Erstmals wurde eine Regionalmeisterschaft unter der Federführung des neuen „Cheerleading und Cheerdance Verbandes Deutschland e.V.“ (CCVD) durchgeführt. Bei der Premiere in Riesa gab es neben den Rekord-Teilnehmerzahlen auch sehr viele lobende Worte für die Gastgeberstadt. „Die Veranstaltung war eine gute Symbiose zwischen Verband, der FVG und den Helfern aus unserem Verein“, resümiert Thomas Luthardt. Wegen der großen Teilnehmerzahlen waren eigentlich alle auf diesen oder jenen organisatorischen „Zwischenfall“ eingerichtet. „Doch es lief wie am Schnürchen“, so Luthardt. Moderator Bernd Schädlich, sonst bezeichnenderweise für gute Laune beim „Vogtlandradio“ zuständig, führte zügig und souverän durch die Wettkampfteile, sparte nicht mit motivierenden Worten und „trennte“ wortgewandt auch fein säuberlich die „Rivalen“ aus der Heimat.

 

Die Riesaer wiederum können mit dem sportlichen Verlauf der Wettkämpfe mehr als zufrieden sein.
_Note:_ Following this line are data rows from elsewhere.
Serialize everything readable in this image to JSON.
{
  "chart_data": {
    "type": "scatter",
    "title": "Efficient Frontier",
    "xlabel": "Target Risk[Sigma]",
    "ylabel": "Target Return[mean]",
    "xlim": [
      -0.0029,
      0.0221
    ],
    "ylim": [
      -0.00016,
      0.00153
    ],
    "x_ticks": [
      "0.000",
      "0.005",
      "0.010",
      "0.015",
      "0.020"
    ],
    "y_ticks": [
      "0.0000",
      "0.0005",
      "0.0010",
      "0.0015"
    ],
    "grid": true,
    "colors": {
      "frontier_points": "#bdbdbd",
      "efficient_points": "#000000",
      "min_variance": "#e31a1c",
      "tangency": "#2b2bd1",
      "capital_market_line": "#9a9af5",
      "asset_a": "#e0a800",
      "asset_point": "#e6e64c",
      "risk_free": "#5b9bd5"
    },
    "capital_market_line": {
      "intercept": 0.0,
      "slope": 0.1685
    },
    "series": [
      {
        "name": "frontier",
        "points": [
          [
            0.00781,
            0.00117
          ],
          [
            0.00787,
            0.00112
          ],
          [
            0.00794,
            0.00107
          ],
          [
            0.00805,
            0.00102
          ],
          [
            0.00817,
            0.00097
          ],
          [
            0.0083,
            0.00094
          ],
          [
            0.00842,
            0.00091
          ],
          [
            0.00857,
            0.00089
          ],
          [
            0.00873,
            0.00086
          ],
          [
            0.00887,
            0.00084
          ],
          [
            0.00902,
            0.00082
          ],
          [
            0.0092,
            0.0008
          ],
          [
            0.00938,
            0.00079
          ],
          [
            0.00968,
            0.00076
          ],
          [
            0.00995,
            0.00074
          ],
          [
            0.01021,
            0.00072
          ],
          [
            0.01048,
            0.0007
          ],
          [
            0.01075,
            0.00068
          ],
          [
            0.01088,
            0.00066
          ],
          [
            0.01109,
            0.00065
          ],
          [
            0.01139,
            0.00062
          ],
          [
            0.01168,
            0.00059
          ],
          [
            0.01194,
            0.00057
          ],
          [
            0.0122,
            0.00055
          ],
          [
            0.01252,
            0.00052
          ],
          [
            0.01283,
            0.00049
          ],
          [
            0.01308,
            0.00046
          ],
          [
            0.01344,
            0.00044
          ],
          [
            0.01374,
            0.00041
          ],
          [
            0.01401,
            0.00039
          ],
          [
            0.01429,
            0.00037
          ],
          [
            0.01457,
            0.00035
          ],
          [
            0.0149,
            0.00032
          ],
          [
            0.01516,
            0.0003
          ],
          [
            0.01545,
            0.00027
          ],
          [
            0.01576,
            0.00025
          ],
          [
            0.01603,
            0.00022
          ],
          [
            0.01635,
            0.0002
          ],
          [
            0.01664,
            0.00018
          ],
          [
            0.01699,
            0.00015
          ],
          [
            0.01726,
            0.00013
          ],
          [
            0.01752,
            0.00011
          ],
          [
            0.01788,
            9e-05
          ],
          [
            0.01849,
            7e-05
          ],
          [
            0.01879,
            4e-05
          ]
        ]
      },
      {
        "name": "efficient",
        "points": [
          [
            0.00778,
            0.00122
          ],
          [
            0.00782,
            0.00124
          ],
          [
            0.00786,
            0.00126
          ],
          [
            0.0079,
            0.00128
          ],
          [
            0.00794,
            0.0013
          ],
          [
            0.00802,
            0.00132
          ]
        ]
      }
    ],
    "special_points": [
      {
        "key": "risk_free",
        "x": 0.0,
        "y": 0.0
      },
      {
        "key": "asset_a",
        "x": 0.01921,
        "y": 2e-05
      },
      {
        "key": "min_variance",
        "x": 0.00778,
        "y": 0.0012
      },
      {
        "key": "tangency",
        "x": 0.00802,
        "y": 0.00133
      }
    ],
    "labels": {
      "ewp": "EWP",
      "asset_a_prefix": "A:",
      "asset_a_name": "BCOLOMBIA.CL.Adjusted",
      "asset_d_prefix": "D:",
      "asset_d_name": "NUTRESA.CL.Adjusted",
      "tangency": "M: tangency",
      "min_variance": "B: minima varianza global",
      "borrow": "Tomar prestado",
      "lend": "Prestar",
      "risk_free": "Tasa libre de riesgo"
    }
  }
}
Von den sieben gestarteten Formationen qualifizierten sich drei für die Deutschen Titelkämpfe – eine wird in Erfurt sogar doppelt starten. Fünf Medaillen – je zweimal Gold und Silber sowie einmal Bronze – gab es. Für den „absoluten Hammer“ – O-Ton Thomas Luthardt – sorgten am Abend die „Minimaniacs“. Sie hatten nachmittags ihren Auftritt mehr oder weniger verpatzt und „mächtig Nerven gelassen“. Um so stärker dann die Vorstellung als „Mini-Dancers“. Da wurden die Elbestädter sensationell Zweite und holten sich auch das Ticket für Erfurt. Viel Lob gab’s zudem für die jüngsten Riesaer, die „Tinymaniacs“. Erst seit September trainiert die Gruppe zusammen. „Für viele war das hier der erste Auftritt überhaupt“, so Thomas Luthardt. Umso größer die Freudentränen bei Aktiven wie Eltern über den 9. Platz. „Ich glaube, die sind unter unserem Startern die stolzesten“, so der Vereinschef.

 

Luthardt hofft, nach dem Großereignis die CCVD-Chefs vom Standort Riesa als Austragungsstätte überzeugt zu haben. „Alle haben fantastische Arbeit geleistet“, sagt er. Die Erdgasarena sei aus seiner Sicht prädestiniert, auch größere Wettkämpfe auszurichten. „Hier könnten sogar Cheer und Dance parallel auf zwei Wettkampfanlagen laufen.“ Damit würde nach seinem Dafürhalten ein immer wiederkehrender Konfliktpunkt bei großen Titelkämpfen entschärft. Nicht nur deshalb also wird der CCVD an der Elbestadt auch künftig nicht vorbeikommen. Natürlich auch wegen der Emotionen pur – denn die Stimmung beim Cheerleading ist in Riesa wahrscheinlich einmalig.